Changing the Life of Corporate Counsel

The best software in the world does exactly what you want with the least amount of effort. The best example is Google. It's one box. The simplicity of a Google search means the user doesn't need any training or support, yet it's a complicated piece of software that is doing all kinds of amazing things to serve up the most relevant content.

A vast majority of legal software in use today is bloated. It is far from frictionless which is a legacy of how companies buy it. Prior generations of software were linked to specific hardware and the total purchase was a capital expense that often ran into the millions and would be around for a decade. In order to mitigate risk, corporations typically purchased using an RFP process, which has become an institutionalized "CYA" exercise that involves dozens of people who never touch the software.

Developers design products that tick all of the boxes. The software gets complicated to use, has complex user interfaces and is difficult to do quality assurance testing (QA) resulting in frustrating bugs. Legal professionals are busy and are not engineers, so they tend to "punt" to outside providers rather than investing in weeks of training to become certified to operate the technology.
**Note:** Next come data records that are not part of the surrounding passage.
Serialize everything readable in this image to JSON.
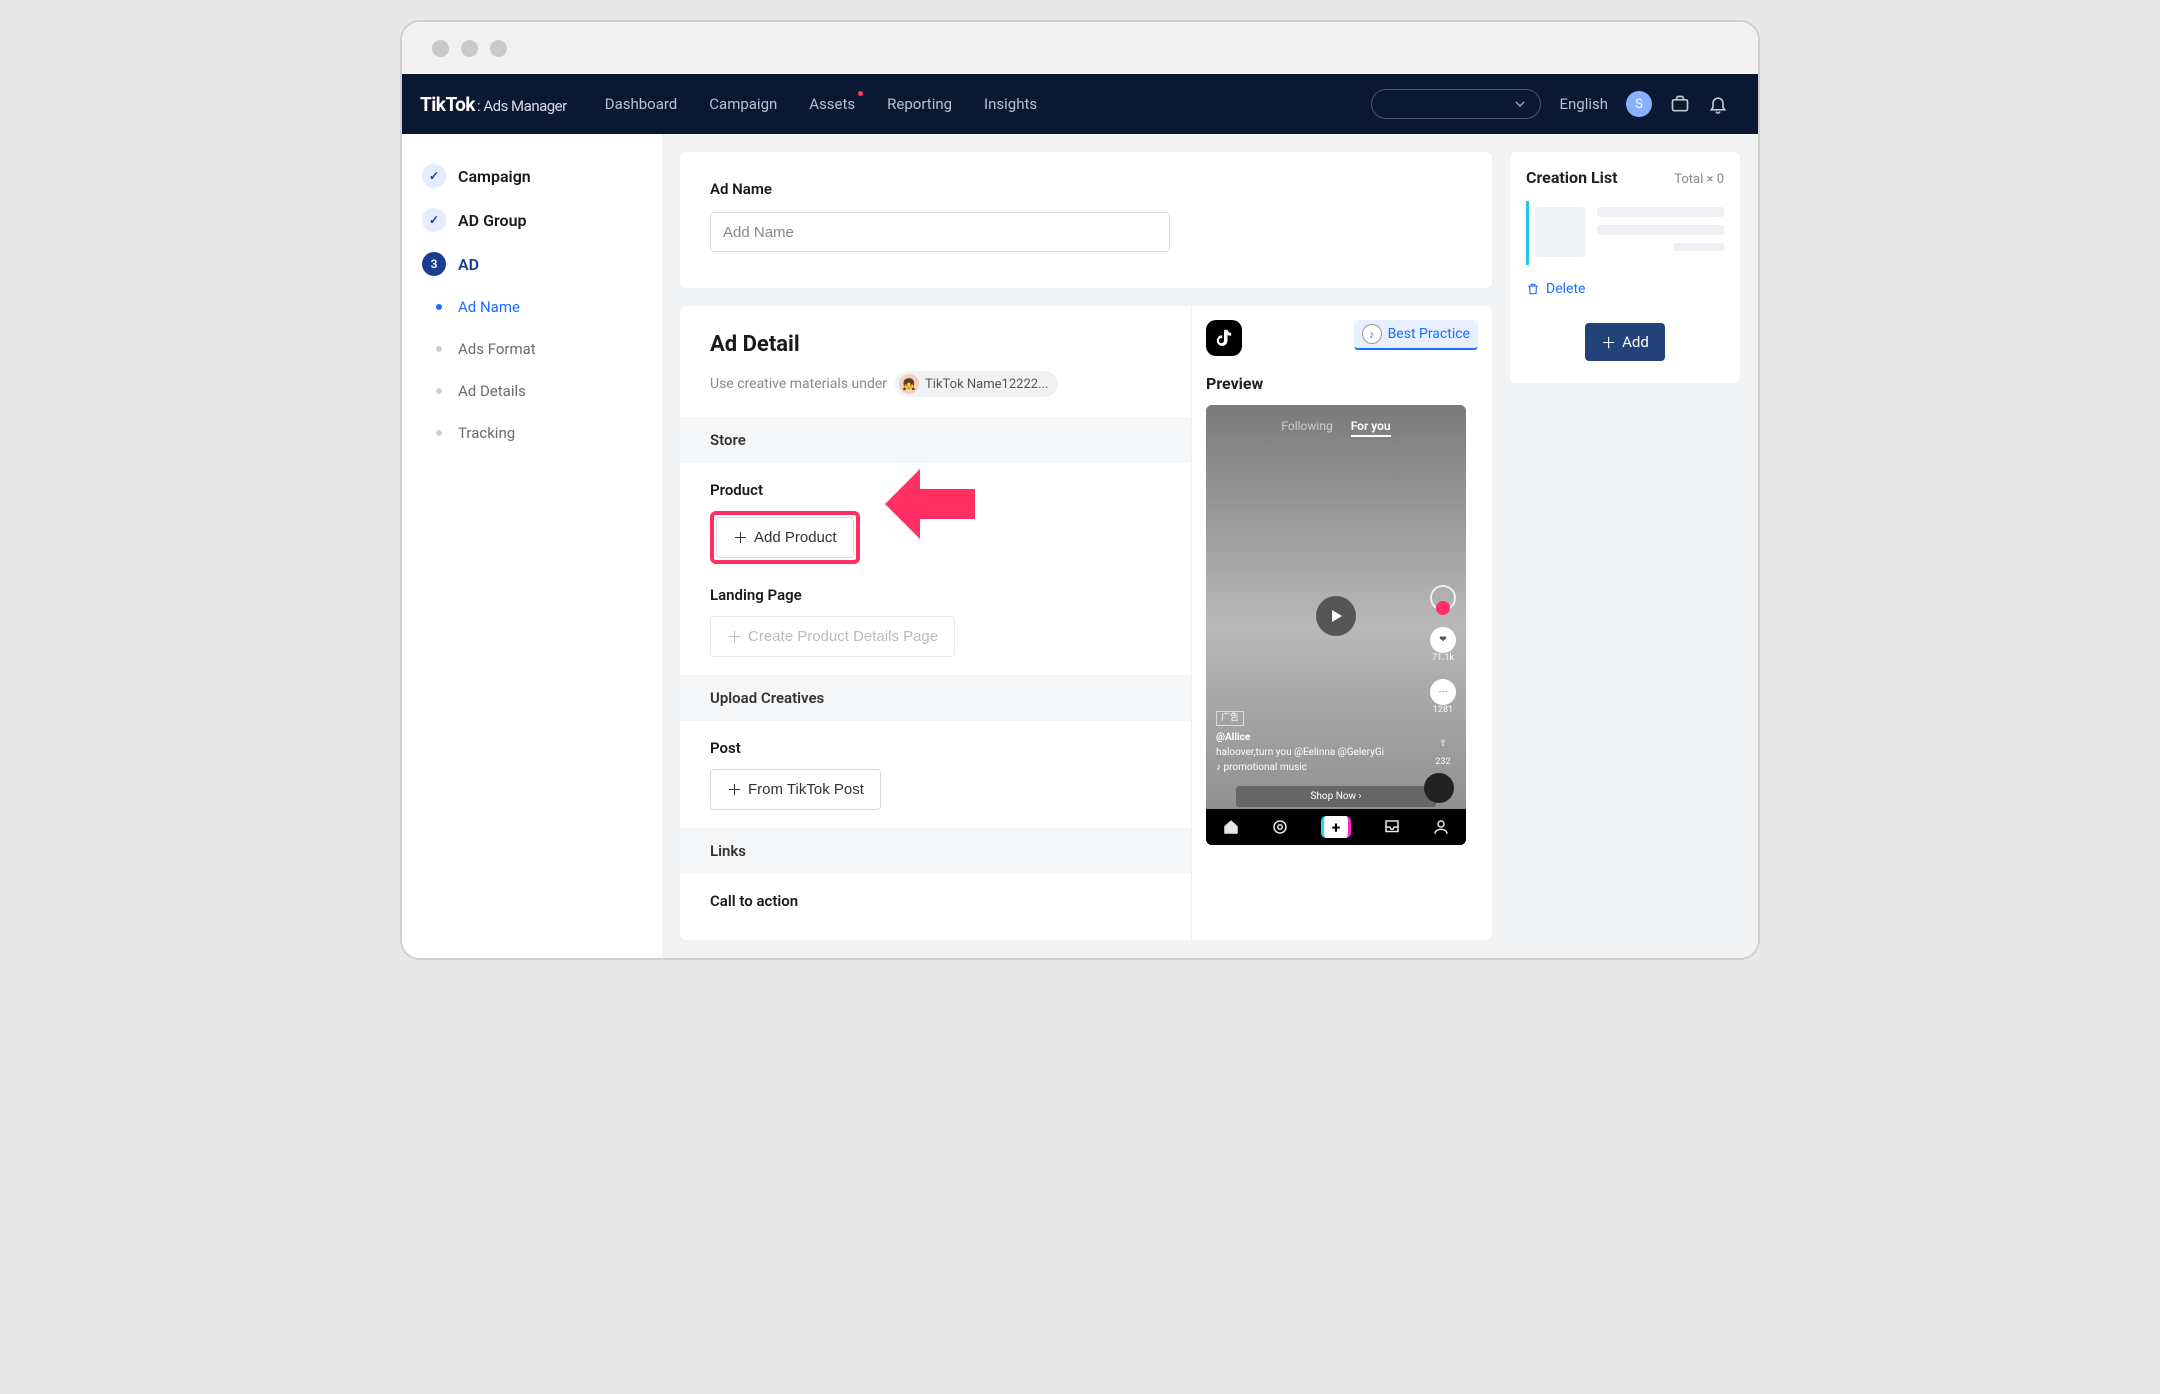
{
  "brand": {
    "name": "TikTok",
    "sub": ": Ads Manager"
  },
  "nav": {
    "items": [
      "Dashboard",
      "Campaign",
      "Assets",
      "Reporting",
      "Insights"
    ],
    "language": "English",
    "avatar_initial": "S"
  },
  "sidebar": {
    "steps": [
      {
        "label": "Campaign",
        "state": "done"
      },
      {
        "label": "AD Group",
        "state": "done"
      },
      {
        "label": "AD",
        "state": "current",
        "number": "3"
      }
    ],
    "substeps": [
      "Ad Name",
      "Ads Format",
      "Ad Details",
      "Tracking"
    ],
    "active_sub": 0
  },
  "adName": {
    "label": "Ad Name",
    "placeholder": "Add Name"
  },
  "adDetail": {
    "title": "Ad Detail",
    "subtitle": "Use creative materials under",
    "account": "TikTok Name12222...",
    "sections": {
      "store": "Store",
      "product_label": "Product",
      "add_product": "Add Product",
      "landing_label": "Landing Page",
      "create_pdp": "Create Product Details Page",
      "upload": "Upload Creatives",
      "post_label": "Post",
      "from_post": "From TikTok Post",
      "links": "Links",
      "cta": "Call to action"
    }
  },
  "preview": {
    "best_practice": "Best Practice",
    "label": "Preview",
    "tabs": {
      "following": "Following",
      "foryou": "For you"
    },
    "like_count": "71.1k",
    "comment_count": "1281",
    "share_count": "232",
    "ad_tag": "广告",
    "handle": "@Allice",
    "caption": "haloover,turn you @Eelinna @GeleryGi",
    "music": "promotional music",
    "shop_now": "Shop Now"
  },
  "creationList": {
    "title": "Creation List",
    "total_label": "Total",
    "total_count": "× 0",
    "delete": "Delete",
    "add": "Add"
  }
}
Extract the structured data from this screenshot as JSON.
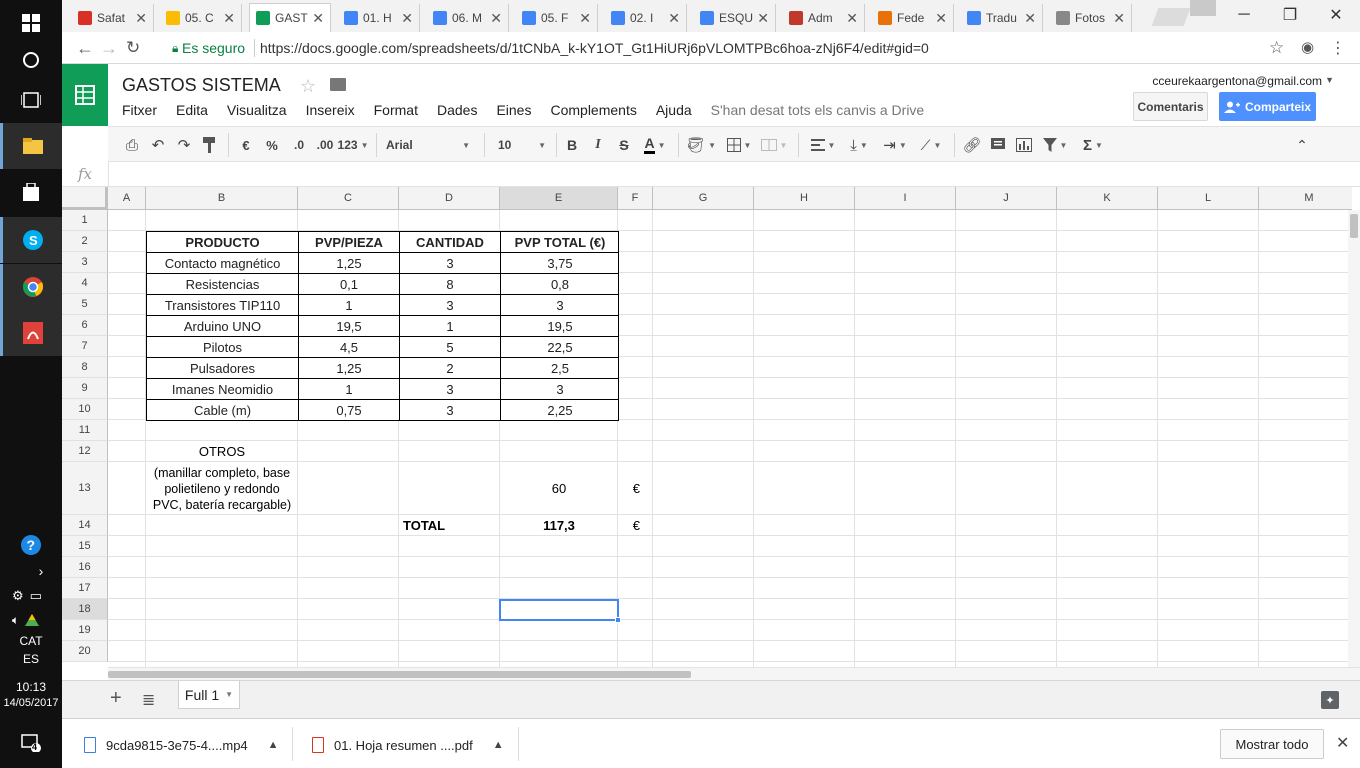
{
  "taskbar": {
    "time": "10:13",
    "date": "14/05/2017",
    "lang1": "CAT",
    "lang2": "ES",
    "notif_count": "4"
  },
  "tabs": [
    {
      "label": "Safat",
      "color": "#d93025"
    },
    {
      "label": "05. C",
      "color": "#fbbc04"
    },
    {
      "label": "GAST",
      "color": "#0f9d58",
      "active": true
    },
    {
      "label": "01. H",
      "color": "#4285f4"
    },
    {
      "label": "06. M",
      "color": "#4285f4"
    },
    {
      "label": "05. F",
      "color": "#4285f4"
    },
    {
      "label": "02. I",
      "color": "#4285f4"
    },
    {
      "label": "ESQU",
      "color": "#4285f4"
    },
    {
      "label": "Adm",
      "color": "#c0392b"
    },
    {
      "label": "Fede",
      "color": "#e8710a"
    },
    {
      "label": "Tradu",
      "color": "#4285f4"
    },
    {
      "label": "Fotos",
      "color": "#888888"
    }
  ],
  "omnibox": {
    "secure_label": "Es seguro",
    "url": "https://docs.google.com/spreadsheets/d/1tCNbA_k-kY1OT_Gt1HiURj6pVLOMTPBc6hoa-zNj6F4/edit#gid=0"
  },
  "doc": {
    "title": "GASTOS SISTEMA",
    "account": "cceurekaargentona@gmail.com",
    "comments_label": "Comentaris",
    "share_label": "Comparteix",
    "saved_status": "S'han desat tots els canvis a Drive"
  },
  "menu": [
    "Fitxer",
    "Edita",
    "Visualitza",
    "Insereix",
    "Format",
    "Dades",
    "Eines",
    "Complements",
    "Ajuda"
  ],
  "toolbar": {
    "currency": "€",
    "percent": "%",
    "dec_less": ".0",
    "dec_more": ".00",
    "more_formats": "123",
    "font": "Arial",
    "font_size": "10",
    "bold": "B",
    "italic": "I",
    "strike": "S",
    "text_color": "A",
    "sum": "Σ"
  },
  "formula_bar": {
    "fx_label": "fx",
    "content": ""
  },
  "columns": [
    "A",
    "B",
    "C",
    "D",
    "E",
    "F",
    "G",
    "H",
    "I",
    "J",
    "K",
    "L",
    "M"
  ],
  "rows": [
    "1",
    "2",
    "3",
    "4",
    "5",
    "6",
    "7",
    "8",
    "9",
    "10",
    "11",
    "12",
    "13",
    "14",
    "15",
    "16",
    "17",
    "18",
    "19",
    "20"
  ],
  "table": {
    "headers": [
      "PRODUCTO",
      "PVP/PIEZA",
      "CANTIDAD",
      "PVP TOTAL (€)"
    ],
    "rows": [
      [
        "Contacto magnético",
        "1,25",
        "3",
        "3,75"
      ],
      [
        "Resistencias",
        "0,1",
        "8",
        "0,8"
      ],
      [
        "Transistores TIP110",
        "1",
        "3",
        "3"
      ],
      [
        "Arduino UNO",
        "19,5",
        "1",
        "19,5"
      ],
      [
        "Pilotos",
        "4,5",
        "5",
        "22,5"
      ],
      [
        "Pulsadores",
        "1,25",
        "2",
        "2,5"
      ],
      [
        "Imanes Neomidio",
        "1",
        "3",
        "3"
      ],
      [
        "Cable (m)",
        "0,75",
        "3",
        "2,25"
      ]
    ]
  },
  "otros": {
    "title": "OTROS",
    "desc_line1": "(manillar completo, base",
    "desc_line2": "polietileno y redondo",
    "desc_line3": "PVC, batería recargable)",
    "value": "60",
    "currency": "€"
  },
  "total": {
    "label": "TOTAL",
    "value": "117,3",
    "currency": "€"
  },
  "sheet_tab": {
    "name": "Full 1"
  },
  "downloads": {
    "item1": "9cda9815-3e75-4....mp4",
    "item2": "01. Hoja resumen ....pdf",
    "show_all": "Mostrar todo"
  }
}
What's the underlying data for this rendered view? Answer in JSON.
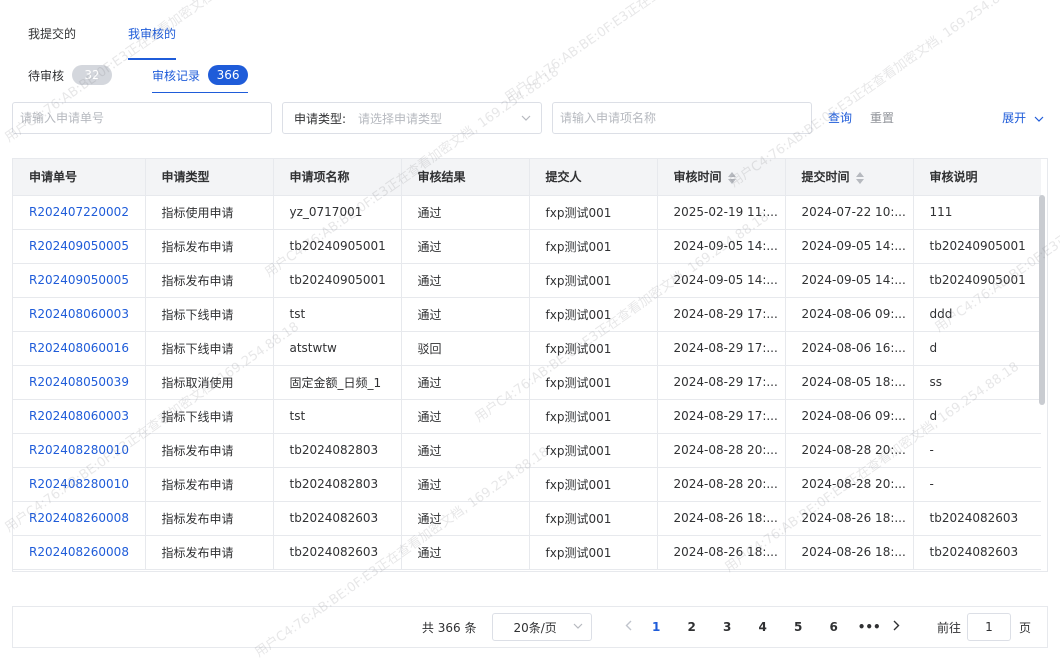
{
  "top_tabs": [
    {
      "label": "我提交的"
    },
    {
      "label": "我审核的"
    }
  ],
  "sub_tabs": {
    "pending": {
      "label": "待审核",
      "count": "32"
    },
    "records": {
      "label": "审核记录",
      "count": "366"
    }
  },
  "filters": {
    "app_no_placeholder": "请输入申请单号",
    "type_label": "申请类型:",
    "type_placeholder": "请选择申请类型",
    "name_placeholder": "请输入申请项名称",
    "query_label": "查询",
    "reset_label": "重置",
    "expand_label": "展开"
  },
  "table": {
    "columns": [
      "申请单号",
      "申请类型",
      "申请项名称",
      "审核结果",
      "提交人",
      "审核时间",
      "提交时间",
      "审核说明"
    ],
    "rows": [
      [
        "R202407220002",
        "指标使用申请",
        "yz_0717001",
        "通过",
        "fxp测试001",
        "2025-02-19 11:...",
        "2024-07-22 10:...",
        "111"
      ],
      [
        "R202409050005",
        "指标发布申请",
        "tb20240905001",
        "通过",
        "fxp测试001",
        "2024-09-05 14:...",
        "2024-09-05 14:...",
        "tb20240905001"
      ],
      [
        "R202409050005",
        "指标发布申请",
        "tb20240905001",
        "通过",
        "fxp测试001",
        "2024-09-05 14:...",
        "2024-09-05 14:...",
        "tb20240905001"
      ],
      [
        "R202408060003",
        "指标下线申请",
        "tst",
        "通过",
        "fxp测试001",
        "2024-08-29 17:...",
        "2024-08-06 09:...",
        "ddd"
      ],
      [
        "R202408060016",
        "指标下线申请",
        "atstwtw",
        "驳回",
        "fxp测试001",
        "2024-08-29 17:...",
        "2024-08-06 16:...",
        "d"
      ],
      [
        "R202408050039",
        "指标取消使用",
        "固定金额_日频_1",
        "通过",
        "fxp测试001",
        "2024-08-29 17:...",
        "2024-08-05 18:...",
        "ss"
      ],
      [
        "R202408060003",
        "指标下线申请",
        "tst",
        "通过",
        "fxp测试001",
        "2024-08-29 17:...",
        "2024-08-06 09:...",
        "d"
      ],
      [
        "R202408280010",
        "指标发布申请",
        "tb2024082803",
        "通过",
        "fxp测试001",
        "2024-08-28 20:...",
        "2024-08-28 20:...",
        "-"
      ],
      [
        "R202408280010",
        "指标发布申请",
        "tb2024082803",
        "通过",
        "fxp测试001",
        "2024-08-28 20:...",
        "2024-08-28 20:...",
        "-"
      ],
      [
        "R202408260008",
        "指标发布申请",
        "tb2024082603",
        "通过",
        "fxp测试001",
        "2024-08-26 18:...",
        "2024-08-26 18:...",
        "tb2024082603"
      ],
      [
        "R202408260008",
        "指标发布申请",
        "tb2024082603",
        "通过",
        "fxp测试001",
        "2024-08-26 18:...",
        "2024-08-26 18:...",
        "tb2024082603"
      ]
    ]
  },
  "pagination": {
    "total_text": "共 366 条",
    "page_size": "20条/页",
    "pages": [
      "1",
      "2",
      "3",
      "4",
      "5",
      "6",
      "•••"
    ],
    "goto_prefix": "前往",
    "goto_value": "1",
    "goto_suffix": "页"
  },
  "watermark": "用户C4:76:AB:BE:0F:E3正在查看加密文档, 169.254.88.18"
}
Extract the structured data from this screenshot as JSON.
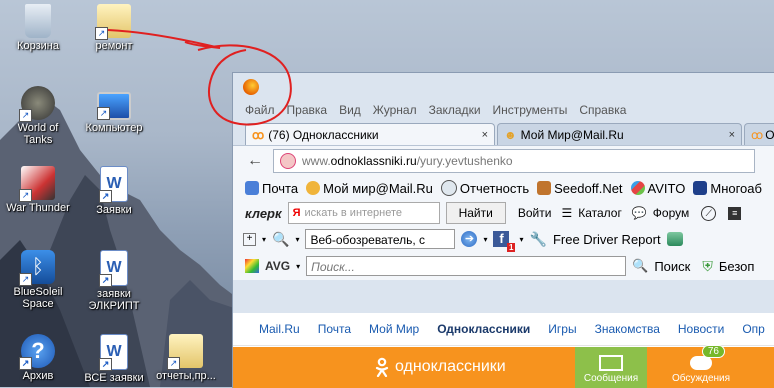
{
  "desktop": {
    "icons": [
      {
        "label": "Корзина",
        "icon": "recycle-bin-icon"
      },
      {
        "label": "ремонт",
        "icon": "folder-icon"
      },
      {
        "label": "World of Tanks",
        "icon": "world-of-tanks-icon"
      },
      {
        "label": "Компьютер",
        "icon": "computer-icon"
      },
      {
        "label": "War Thunder",
        "icon": "war-thunder-icon"
      },
      {
        "label": "Заявки",
        "icon": "word-document-icon"
      },
      {
        "label": "BlueSoleil Space",
        "icon": "bluetooth-icon"
      },
      {
        "label": "заявки ЭЛКРИПТ",
        "icon": "word-document-icon"
      },
      {
        "label": "Архив",
        "icon": "help-icon"
      },
      {
        "label": "ВСЕ заявки",
        "icon": "word-document-icon"
      },
      {
        "label": "отчеты,пр...",
        "icon": "folder-icon"
      }
    ]
  },
  "browser": {
    "menu": [
      "Файл",
      "Правка",
      "Вид",
      "Журнал",
      "Закладки",
      "Инструменты",
      "Справка"
    ],
    "tabs": [
      {
        "label": "(76) Одноклассники",
        "close": "×"
      },
      {
        "label": "Мой Мир@Mail.Ru",
        "close": "×"
      },
      {
        "label": "Op",
        "close": ""
      }
    ],
    "url": {
      "prefix": "www.",
      "domain": "odnoklassniki.ru",
      "path": "/yury.yevtushenko"
    },
    "bookmarks": [
      "Почта",
      "Мой мир@Mail.Ru",
      "Отчетность",
      "Seedoff.Net",
      "AVITO",
      "Многоаб"
    ],
    "klerk": {
      "logo": "клерк",
      "search_placeholder": "искать в интернете",
      "search_button": "Найти",
      "links": [
        "Войти",
        "Каталог",
        "Форум"
      ]
    },
    "toolbar2": {
      "search_select": "Веб-обозреватель, с",
      "fb_badge": "1",
      "driver": "Free Driver Report"
    },
    "avg": {
      "logo": "AVG",
      "search_placeholder": "Поиск...",
      "search_button": "Поиск",
      "safe": "Безоп"
    }
  },
  "page": {
    "mailnav": [
      "Mail.Ru",
      "Почта",
      "Мой Мир",
      "Одноклассники",
      "Игры",
      "Знакомства",
      "Новости",
      "Опр"
    ],
    "ok_logo": "одноклассники",
    "messages": "Сообщения",
    "discussions": "Обсуждения",
    "discussions_count": "76"
  },
  "colors": {
    "ok_orange": "#f7931e",
    "ok_green": "#8dc04a",
    "annotation": "#e02020"
  }
}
In the new world order of legal software, the power shifts to the user. Legal teams should be concentrating on the merits of the case, not the capacity of the hardware. When the hardware goes away, it eliminates all those barriers to adoption. That RFP now transforms into an annual subscription, so the risk and commitment are lower. Now IT doesn't call the shots; the users do.

This is where the innovation that Ambrogi talked about comes in. It means that the true competitive advantage is the software developers' ability to know their users and understand what they're trying to accomplish. Successful software providers of the future will be intimately familiar with what users must have in the software, and they'll prune any of the "nice to haves" out of the user interface and out of the code in order to reduce the amount of bloat.

Let me give you an example. I recently spoke with a paralegal at one of the top airlines who handled litigation support. She was spending two weeks of every month pulling multiple reports out of a complex system in order to cross-reference them for compliance tracking. After upgrading to modern software that was designed to support preservation audits, she said, "Now we're using it, and my life is so much easier. I complete the audit in two hours. So I went from two weeks to two hours and I am more than happy."

A Level Playing Field Opens Doors for Startups

When the users become the buyers, it ushers in a completely different system that can level the playing field. In the old world, the "big iron" software providers dominated simply because the buying cycles took so long that it was virtually impossible for a newcomer to survive long enough to even get a shot. The barriers to entry for newcomers are being eliminated because they can develop and deliver the software more efficiently than established players. With new lower cost architectures and short buying cycles, startups have a shot, and can challenge the old guard.

The technological forces at work have already occurred. We see this transition has already happened in our personal lives where consumers are more nimble. Corporations are slower to change, but they are changing.

Anyone who is a student of technology and investing sees the unfolding opportunity at hand. In the sector of legal software over the last 12 months, major venture capitalists such as Andreesen Horowitz, Bessemer Ventures and Storm Ventures have backed cloud-based legal software companies. Other areas are already tipping, led by companies such as Salesforce.com and Box, which are transforming CRM software and enterprise storage, respectively.

Empowering legal teams with technology that enables them to manage the complex operations of the legal department, and removes friction from the process, will also lower cost and risk.